The larger problem with our poverty measures is that they set our policymaking sights too low. We continue to use these measures as a benchmark for measuring the success of social policy. If a particular policy lifts families’ income and resources above the poverty line, we have a tendency to deem it successful. We know that today, too few of our basic supports even do that. But for those that do, we know that families who benefit from them still often struggle to afford housing and child care and other basic needs, and remain under constant stress that limits their ability to plan for their future.

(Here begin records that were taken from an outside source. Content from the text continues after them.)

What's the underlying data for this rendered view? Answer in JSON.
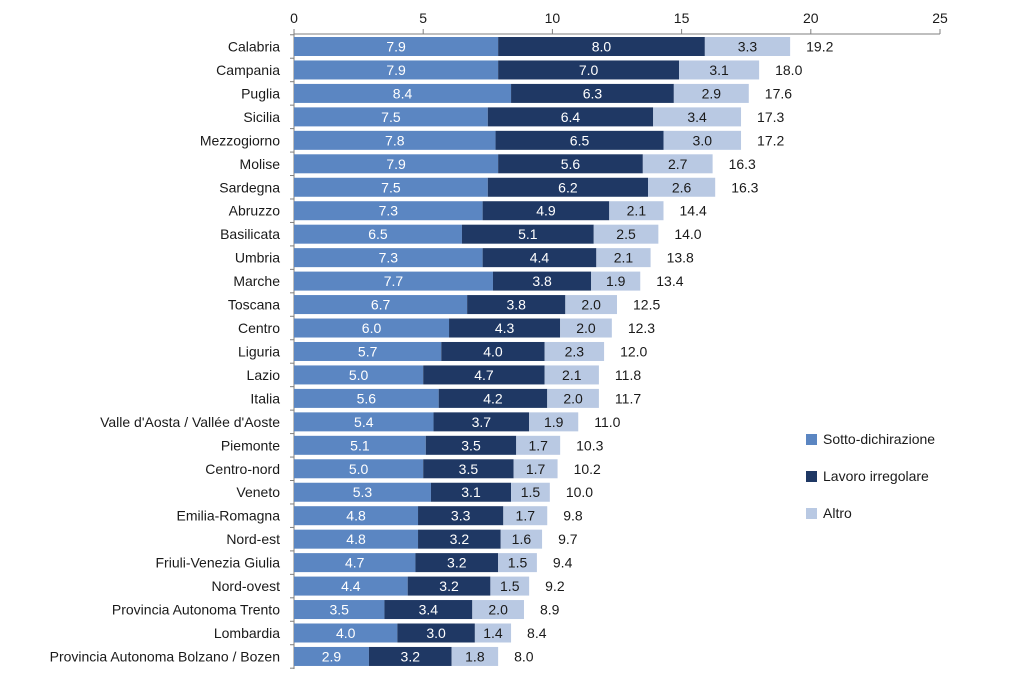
{
  "colors": {
    "sotto": "#5b86c2",
    "lavoro": "#1f3864",
    "altro": "#b9c9e3",
    "axis": "#7f7f7f"
  },
  "chart_data": {
    "type": "bar",
    "orientation": "horizontal",
    "stacked": true,
    "title": "",
    "xlabel": "",
    "ylabel": "",
    "xlim": [
      0,
      25
    ],
    "xticks": [
      0,
      5,
      10,
      15,
      20,
      25
    ],
    "x_axis_position": "top",
    "grid": false,
    "legend_position": "right",
    "categories": [
      "Calabria",
      "Campania",
      "Puglia",
      "Sicilia",
      "Mezzogiorno",
      "Molise",
      "Sardegna",
      "Abruzzo",
      "Basilicata",
      "Umbria",
      "Marche",
      "Toscana",
      "Centro",
      "Liguria",
      "Lazio",
      "Italia",
      "Valle d'Aosta / Vallée d'Aoste",
      "Piemonte",
      "Centro-nord",
      "Veneto",
      "Emilia-Romagna",
      "Nord-est",
      "Friuli-Venezia Giulia",
      "Nord-ovest",
      "Provincia Autonoma Trento",
      "Lombardia",
      "Provincia Autonoma Bolzano / Bozen"
    ],
    "series": [
      {
        "name": "Sotto-dichirazione",
        "color_key": "sotto",
        "values": [
          7.9,
          7.9,
          8.4,
          7.5,
          7.8,
          7.9,
          7.5,
          7.3,
          6.5,
          7.3,
          7.7,
          6.7,
          6.0,
          5.7,
          5.0,
          5.6,
          5.4,
          5.1,
          5.0,
          5.3,
          4.8,
          4.8,
          4.7,
          4.4,
          3.5,
          4.0,
          2.9
        ]
      },
      {
        "name": "Lavoro irregolare",
        "color_key": "lavoro",
        "values": [
          8.0,
          7.0,
          6.3,
          6.4,
          6.5,
          5.6,
          6.2,
          4.9,
          5.1,
          4.4,
          3.8,
          3.8,
          4.3,
          4.0,
          4.7,
          4.2,
          3.7,
          3.5,
          3.5,
          3.1,
          3.3,
          3.2,
          3.2,
          3.2,
          3.4,
          3.0,
          3.2
        ]
      },
      {
        "name": "Altro",
        "color_key": "altro",
        "values": [
          3.3,
          3.1,
          2.9,
          3.4,
          3.0,
          2.7,
          2.6,
          2.1,
          2.5,
          2.1,
          1.9,
          2.0,
          2.0,
          2.3,
          2.1,
          2.0,
          1.9,
          1.7,
          1.7,
          1.5,
          1.7,
          1.6,
          1.5,
          1.5,
          2.0,
          1.4,
          1.8
        ]
      }
    ],
    "totals": [
      19.2,
      18.0,
      17.6,
      17.3,
      17.2,
      16.3,
      16.3,
      14.4,
      14.0,
      13.8,
      13.4,
      12.5,
      12.3,
      12.0,
      11.8,
      11.7,
      11.0,
      10.3,
      10.2,
      10.0,
      9.8,
      9.7,
      9.4,
      9.2,
      8.9,
      8.4,
      8.0
    ]
  }
}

Our goal should be to develop policies that allow families who have been systematically disadvantaged by historical policy decisions to not only to meet their basic needs, but live full lives in which they can participate in their communities and achieve their goals.
Fundamentally, our current poverty lines are far too low. But they are also unable to capture what it means for families to achieve economic security and well-being. We need tools that allow us to better appreciate families’ economic circumstances, so that we can develop policies to support them and track progress over time. We need an official measure of economic well-being.